We like to start with a Book One that acts as a pilot. Same as in television, the pilot either works or it doesn’t. We can green light the project and get started on the rest of the series, order “re-shoots,” or start over. A few times, we’ve had to cut bait and cancel the project altogether.
Quality and sustainability are everything. We need books readers will love, that our authors can’t wait to write. The quality was there. Again, a natural storyteller, and gifted with dialogue.
Something was off. None of us knew precisely why. We all felt that something was wrong, but no one could quite articulate the problem.
After writing millions of words, you tend to know when a story isn’t right So we scheduled a meeting with our new writer to figure out a way to fix our pilot and proceed with the series.
We had no idea what was about to happen.
After talking for around twenty minutes we began to realize that the genre itself might be the problem. But that didn't seem possible. She’d been writing romance for more than a decade. This was her genre. She had written several series already. It’s what she knew best, and was most comfortable with.
Or so she thought.
In reality, it didn’t take long before we were scratching at a new and interesting truth.
“What do you like about the romance genre?” I asked.
“I love dialogue!” The words flew out of her mouth.
“What is it you enjoy about writing dialogue?”
“I love the banter between characters, especially male and female.”
I considered this for a second, then replied, “So, like Mulder and Scully?”
An eager nod, then, “Yes! I love the X-Files.”
“What don’t you like about romance?”
Her face changed. Everything about it. In front of our eyes, she became someone else.
“Well,” she said. “I hate writing sex scenes.”
Wait … stop … say that again?
Because although there are exceptions, by and large, romance books are supposed to have sex.
“Forget about the books you are writing with us,” I continued. “In previous books, in the series you’ve already written, do your characters have sex?”

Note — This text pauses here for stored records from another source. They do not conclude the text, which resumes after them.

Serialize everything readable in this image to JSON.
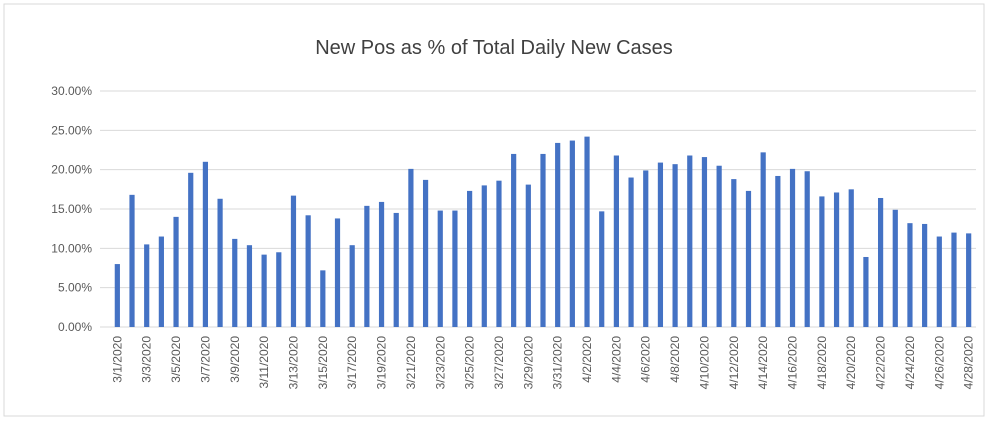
{
  "chart_data": {
    "type": "bar",
    "title": "New Pos as % of Total Daily New Cases",
    "categories": [
      "3/1/2020",
      null,
      "3/3/2020",
      null,
      "3/5/2020",
      null,
      "3/7/2020",
      null,
      "3/9/2020",
      null,
      "3/11/2020",
      null,
      "3/13/2020",
      null,
      "3/15/2020",
      null,
      "3/17/2020",
      null,
      "3/19/2020",
      null,
      "3/21/2020",
      null,
      "3/23/2020",
      null,
      "3/25/2020",
      null,
      "3/27/2020",
      null,
      "3/29/2020",
      null,
      "3/31/2020",
      null,
      "4/2/2020",
      null,
      "4/4/2020",
      null,
      "4/6/2020",
      null,
      "4/8/2020",
      null,
      "4/10/2020",
      null,
      "4/12/2020",
      null,
      "4/14/2020",
      null,
      "4/16/2020",
      null,
      "4/18/2020",
      null,
      "4/20/2020",
      null,
      "4/22/2020",
      null,
      "4/24/2020",
      null,
      "4/26/2020",
      null,
      "4/28/2020"
    ],
    "values": [
      8.0,
      16.8,
      10.5,
      11.5,
      14.0,
      19.6,
      21.0,
      16.3,
      11.2,
      10.4,
      9.2,
      9.5,
      16.7,
      14.2,
      7.2,
      13.8,
      10.4,
      15.4,
      15.9,
      14.5,
      20.1,
      18.7,
      14.8,
      14.8,
      17.3,
      18.0,
      18.6,
      22.0,
      18.1,
      22.0,
      23.4,
      23.7,
      24.2,
      14.7,
      21.8,
      19.0,
      19.9,
      20.9,
      20.7,
      21.8,
      21.6,
      20.5,
      18.8,
      17.3,
      22.2,
      19.2,
      20.1,
      19.8,
      16.6,
      17.1,
      17.5,
      8.9,
      16.4,
      14.9,
      13.2,
      13.1,
      11.5,
      12.0,
      11.9
    ],
    "color": "#4472c4",
    "ylim": [
      0,
      30
    ],
    "yticks": [
      {
        "value": 0,
        "label": "0.00%"
      },
      {
        "value": 5,
        "label": "5.00%"
      },
      {
        "value": 10,
        "label": "10.00%"
      },
      {
        "value": 15,
        "label": "15.00%"
      },
      {
        "value": 20,
        "label": "20.00%"
      },
      {
        "value": 25,
        "label": "25.00%"
      },
      {
        "value": 30,
        "label": "30.00%"
      }
    ],
    "grid": true
  }
}
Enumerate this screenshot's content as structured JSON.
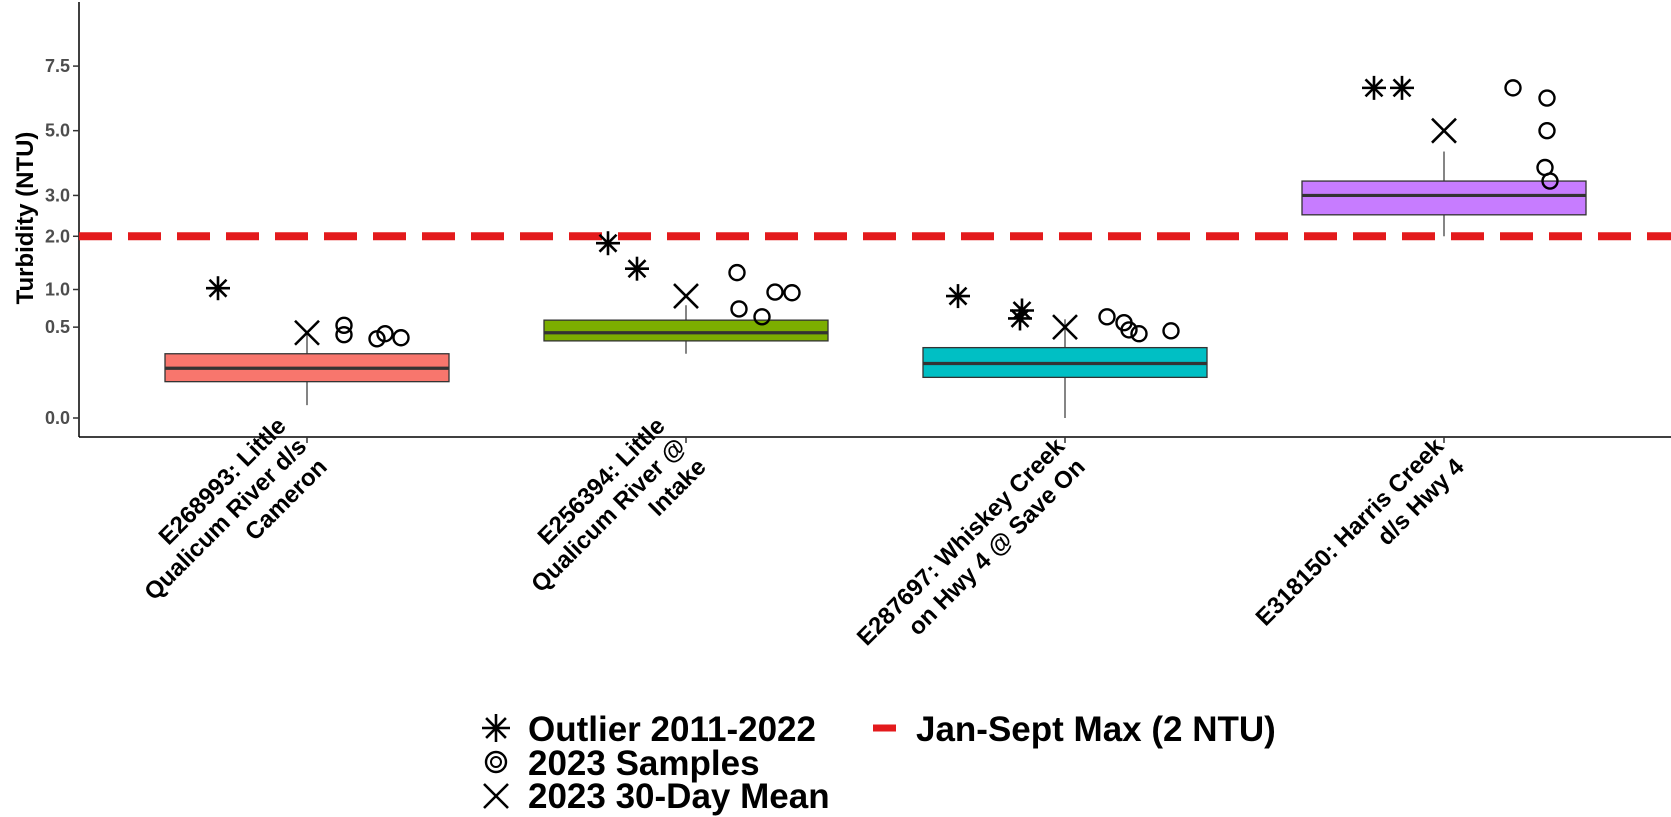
{
  "chart_data": {
    "type": "box",
    "ylabel": "Turbidity (NTU)",
    "y_scale": "square-root",
    "y_ticks": [
      0.0,
      0.5,
      1.0,
      2.0,
      3.0,
      5.0,
      7.5
    ],
    "y_tick_labels": [
      "0.0",
      "0.5",
      "1.0",
      "2.0",
      "3.0",
      "5.0",
      "7.5"
    ],
    "ylim": [
      -0.02,
      8.1
    ],
    "grid": false,
    "legend_position": "bottom",
    "categories": [
      [
        "E268993: Little",
        "Qualicum River d/s",
        "Cameron"
      ],
      [
        "E256394: Little",
        "Qualicum River @",
        "Intake"
      ],
      [
        "E287697: Whiskey Creek",
        "on Hwy 4 @ Save On"
      ],
      [
        "E318150: Harris Creek",
        "d/s Hwy 4"
      ]
    ],
    "series": [
      {
        "station": "E268993",
        "color": "#f8766d",
        "box": {
          "whisker_low": 0.01,
          "q1": 0.08,
          "median": 0.15,
          "q3": 0.25,
          "whisker_high": 0.45
        },
        "outliers_2011_2022": [
          1.02
        ],
        "samples_2023": [
          0.42,
          0.52,
          0.38,
          0.43,
          0.39
        ],
        "mean_30_day_2023": 0.44
      },
      {
        "station": "E256394",
        "color": "#7cae00",
        "box": {
          "whisker_low": 0.25,
          "q1": 0.36,
          "median": 0.44,
          "q3": 0.58,
          "whisker_high": 0.77
        },
        "outliers_2011_2022": [
          1.85,
          1.35
        ],
        "samples_2023": [
          1.28,
          0.72,
          0.62,
          0.96,
          0.95
        ],
        "mean_30_day_2023": 0.9
      },
      {
        "station": "E287697",
        "color": "#00bfc4",
        "box": {
          "whisker_low": 0.0,
          "q1": 0.1,
          "median": 0.18,
          "q3": 0.3,
          "whisker_high": 0.59
        },
        "outliers_2011_2022": [
          0.9,
          0.7,
          0.6
        ],
        "samples_2023": [
          0.62,
          0.55,
          0.47,
          0.43,
          0.46
        ],
        "mean_30_day_2023": 0.5
      },
      {
        "station": "E318150",
        "color": "#c77cff",
        "box": {
          "whisker_low": 2.0,
          "q1": 2.5,
          "median": 3.0,
          "q3": 3.4,
          "whisker_high": 4.3
        },
        "outliers_2011_2022": [
          6.6,
          6.6
        ],
        "samples_2023": [
          6.6,
          6.2,
          5.0,
          3.8,
          3.4
        ],
        "mean_30_day_2023": 5.0
      }
    ],
    "reference_line": {
      "value": 2.0,
      "label": "Jan-Sept Max (2 NTU)",
      "color": "#e31a1c"
    },
    "legend": [
      {
        "symbol": "asterisk",
        "label": "Outlier 2011-2022"
      },
      {
        "symbol": "circle",
        "label": "2023 Samples"
      },
      {
        "symbol": "cross",
        "label": "2023 30-Day Mean"
      },
      {
        "symbol": "dash",
        "label": "Jan-Sept Max (2 NTU)"
      }
    ]
  }
}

“Well, yeah, I just hate writing it.”
I wanted to laugh, but I didn’t. Instead I asked, “What else don’t you like?”
There had to be more.
There was.
“I really don’t like happy endings!”
I finally lost it, laughed right out loud. I couldn't help it. Because the only thing more important to a romance reader than sex — and therefore of core importance to the writer — is the HEA, or happily ever after.

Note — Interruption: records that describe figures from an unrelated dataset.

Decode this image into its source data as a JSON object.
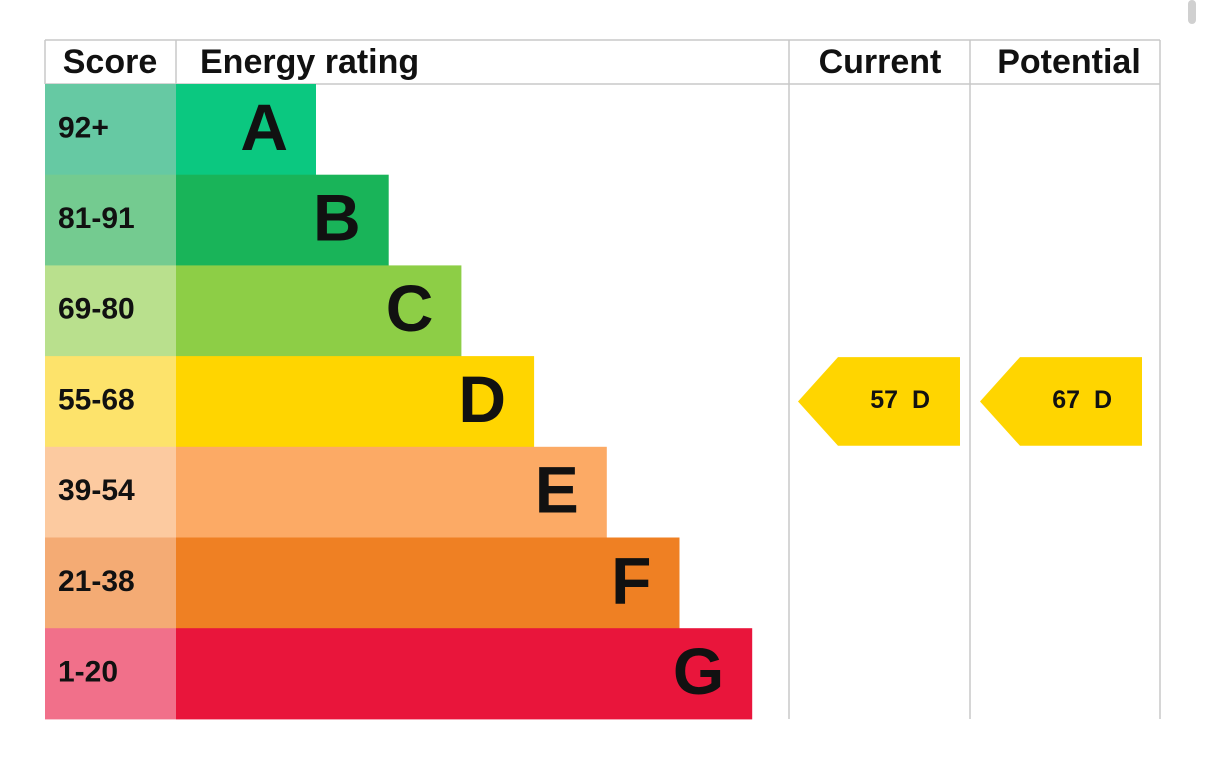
{
  "header": {
    "score": "Score",
    "rating": "Energy rating",
    "current": "Current",
    "potential": "Potential"
  },
  "bands": [
    {
      "score": "92+",
      "letter": "A",
      "color": "#0bc880",
      "score_color": "#66c9a3"
    },
    {
      "score": "81-91",
      "letter": "B",
      "color": "#19b459",
      "score_color": "#74cb90"
    },
    {
      "score": "69-80",
      "letter": "C",
      "color": "#8dce46",
      "score_color": "#b9e08d"
    },
    {
      "score": "55-68",
      "letter": "D",
      "color": "#ffd500",
      "score_color": "#fde36b"
    },
    {
      "score": "39-54",
      "letter": "E",
      "color": "#fcaa65",
      "score_color": "#fccaa0"
    },
    {
      "score": "21-38",
      "letter": "F",
      "color": "#ef8023",
      "score_color": "#f4ab74"
    },
    {
      "score": "1-20",
      "letter": "G",
      "color": "#e9153b",
      "score_color": "#f1708a"
    }
  ],
  "current": {
    "score": 57,
    "rating": "D"
  },
  "potential": {
    "score": 67,
    "rating": "D"
  }
}
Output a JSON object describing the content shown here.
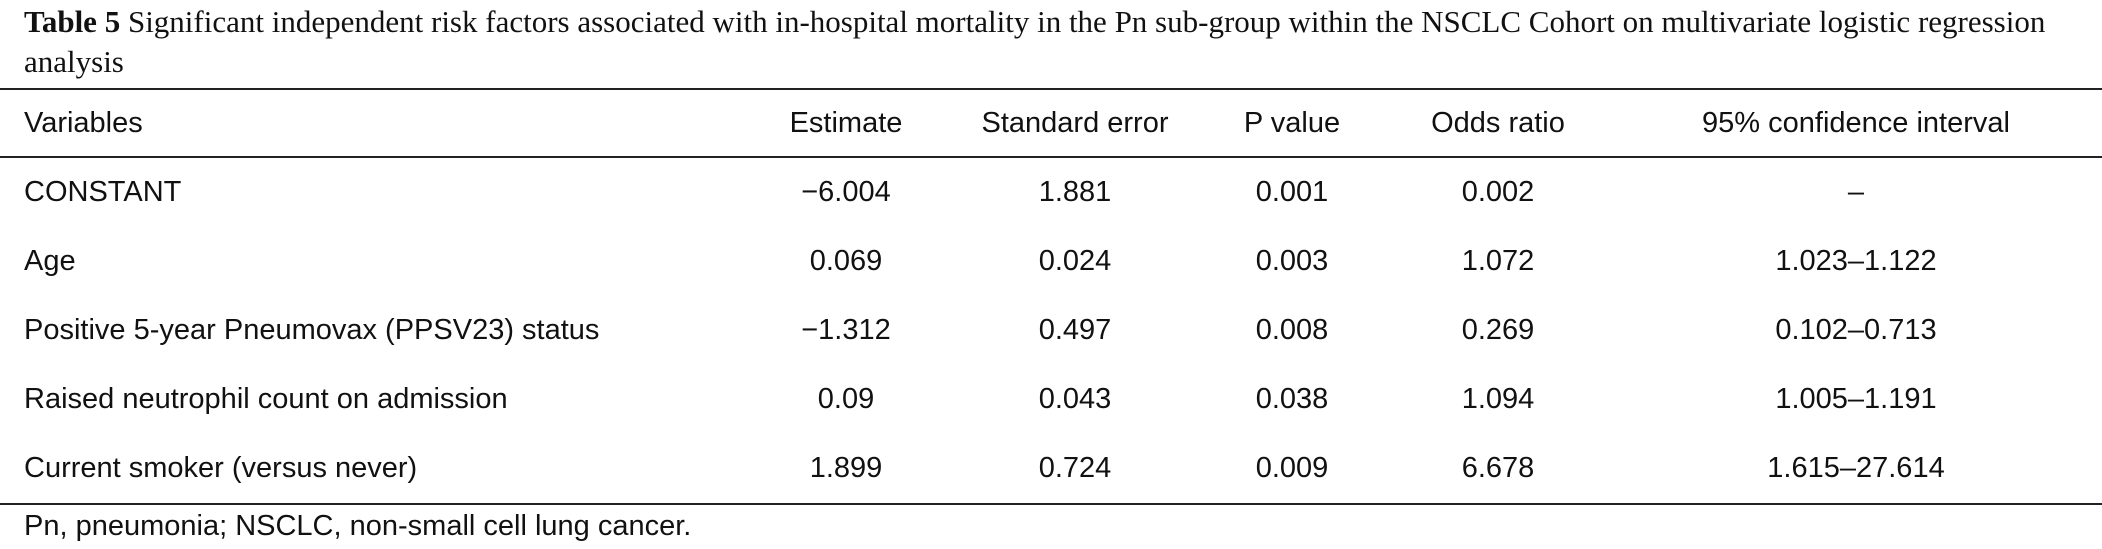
{
  "caption": {
    "label": "Table 5",
    "text": " Significant independent risk factors associated with in-hospital mortality in the Pn sub-group within the NSCLC Cohort on multivariate logistic regression analysis"
  },
  "table": {
    "headers": [
      "Variables",
      "Estimate",
      "Standard error",
      "P value",
      "Odds ratio",
      "95% confidence interval"
    ],
    "rows": [
      [
        "CONSTANT",
        "−6.004",
        "1.881",
        "0.001",
        "0.002",
        "–"
      ],
      [
        "Age",
        "0.069",
        "0.024",
        "0.003",
        "1.072",
        "1.023–1.122"
      ],
      [
        "Positive 5-year Pneumovax (PPSV23) status",
        "−1.312",
        "0.497",
        "0.008",
        "0.269",
        "0.102–0.713"
      ],
      [
        "Raised neutrophil count on admission",
        "0.09",
        "0.043",
        "0.038",
        "1.094",
        "1.005–1.191"
      ],
      [
        "Current smoker (versus never)",
        "1.899",
        "0.724",
        "0.009",
        "6.678",
        "1.615–27.614"
      ]
    ]
  },
  "footnote": "Pn, pneumonia; NSCLC, non-small cell lung cancer."
}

Of course, this conversation went on a lot longer, but I’ll skip to the punchline. That will tell you everything about this story you could possibly need to know.

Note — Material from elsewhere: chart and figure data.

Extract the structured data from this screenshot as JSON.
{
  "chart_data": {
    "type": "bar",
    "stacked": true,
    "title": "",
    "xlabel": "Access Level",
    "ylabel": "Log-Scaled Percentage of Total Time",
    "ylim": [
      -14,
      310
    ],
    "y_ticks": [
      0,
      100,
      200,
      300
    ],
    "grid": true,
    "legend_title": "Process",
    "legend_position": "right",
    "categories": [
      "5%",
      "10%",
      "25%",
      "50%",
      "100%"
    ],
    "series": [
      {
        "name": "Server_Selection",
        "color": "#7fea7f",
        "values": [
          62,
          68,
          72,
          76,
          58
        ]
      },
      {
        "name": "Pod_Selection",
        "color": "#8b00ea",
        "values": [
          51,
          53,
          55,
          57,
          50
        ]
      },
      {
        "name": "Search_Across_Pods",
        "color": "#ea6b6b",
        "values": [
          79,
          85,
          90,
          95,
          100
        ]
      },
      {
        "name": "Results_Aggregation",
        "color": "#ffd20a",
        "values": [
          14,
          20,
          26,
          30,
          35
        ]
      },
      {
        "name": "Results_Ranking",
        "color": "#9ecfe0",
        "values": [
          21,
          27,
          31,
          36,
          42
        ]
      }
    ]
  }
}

“If you could write any kind of romance, without having to worry about the market, simply writing directly to your muse, what kind of romance would you write?
She thought about it.
Appeared to deeply consider, not wanting to answer too fast or say anything wrong.
Then, without so much as a drop of irony, humor, or mischief, she said:
Is there any such thing as a Jack the Ripper romance?
And Genre Therapy was born.
We started working on a dark thriller project for her immediately. Within a few weeks she was blazing through the new story, and was deliriously happy. Writing had never been easier, or so much fun. She’d never felt an outline like that before.
It was a crazy revelation that infiltrated every part of our company.
Johnny and I had been narrowing in on our genre for years. At first, we were willing to write anything. We’re born storytellers, but when writing is your business, then the bottom line matters. It’s important to know your genre as an artist, and as a marketer.
Figuring out who you are will help you find your ideal audience, because the heavy lifting of your marketing is in the art itself.
We told ourselves and the world that we wrote “inquisitive fiction,” because that sums up the kind of stories Johnny and I like writing together. Regardless of the genre, or size of the idea, our primary objective beyond entertaining our readers and telling an engaging story, is to shake the universe and see what might tumble out.
But it wasn’t until we saw how the other authors in our studio were benefitting from this concept when we finally realized we could benefit from a similar line of questioning. So even after many years and millions of words, we needed it to.